The graft-versus-tumor (GVT) effect or the “graft-versus-leukemia” effect is the beneficial aspect of the graft-versus-host phenomenon. For example, patients with acute or particularly chronic graft-versus-host disease after allogeneic transplantation tend to have a lower risk of cancer recurrence. This is due to a therapeutic immune reaction of the donor T lymphocytes against the diseased bone marrow of the recipient.
GVT is the main benefit of transplants that do not employ the highest immunosuppressive regimens. Graft-versus-tumor is primarily beneficial in slowly progressing diseases such as chronic leukemia, low-grade lymphoma and, in some cases, multiple myeloma. However, it is less effective in acute leukemias, given their rapid expansion and cell growth capacity. If there is a relapse of the cancer after a first transplant, a new transplant can be performed by infusing the patient with an increased amount of white blood cells (T lymphocytes) from donor blood.

Prognosis of bone marrow transplantation

The prognosis varies widely depending on the type of disease, stage, stem cell source, HLA match and conditioning regimen.
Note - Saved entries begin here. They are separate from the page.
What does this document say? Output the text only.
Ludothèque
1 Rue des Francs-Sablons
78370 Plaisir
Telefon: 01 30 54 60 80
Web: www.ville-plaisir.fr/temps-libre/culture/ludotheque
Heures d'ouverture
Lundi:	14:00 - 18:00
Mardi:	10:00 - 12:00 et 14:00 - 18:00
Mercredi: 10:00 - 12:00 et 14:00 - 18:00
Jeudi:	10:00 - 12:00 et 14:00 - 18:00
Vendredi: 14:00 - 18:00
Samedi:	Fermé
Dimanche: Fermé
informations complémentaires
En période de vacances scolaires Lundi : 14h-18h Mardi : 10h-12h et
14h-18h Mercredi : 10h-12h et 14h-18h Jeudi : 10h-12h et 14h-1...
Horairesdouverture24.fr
Transplantation offers a chance of cure or long-term remission if the inherent complications of graft-versus-host disease, immunosuppressive treatments and the spectrum of infections can be survived. In recent years, survival rates have been gradually improving. Mortality for allogeneic transplantation is estimated to be around 35-40%, lower for those transplants with milder ablative regimens, also called mini-allografts (around 15%). Mortality for autologous transplants is low, around 5% of transplants.

Risks for the hematopoietic stem cell donor

The risks for the donor are minimal, and it should be borne in mind that this is the only transplant that would allow the same donor to donate several times, since the marrow or donated progenitors regenerate in 10-15 days. A slight pain or hematoma may appear at the puncture site and sometimes fever that responds perfectly to antipyretics when granulocyte colony-stimulating factor or a cytostatic is administered to move the hematopoietic progenitors to the peripheral blood.
That is why hematology experts encourage the entire population to donate bone marrow or hematopoietic progenitors, as it is the source of life for many patients.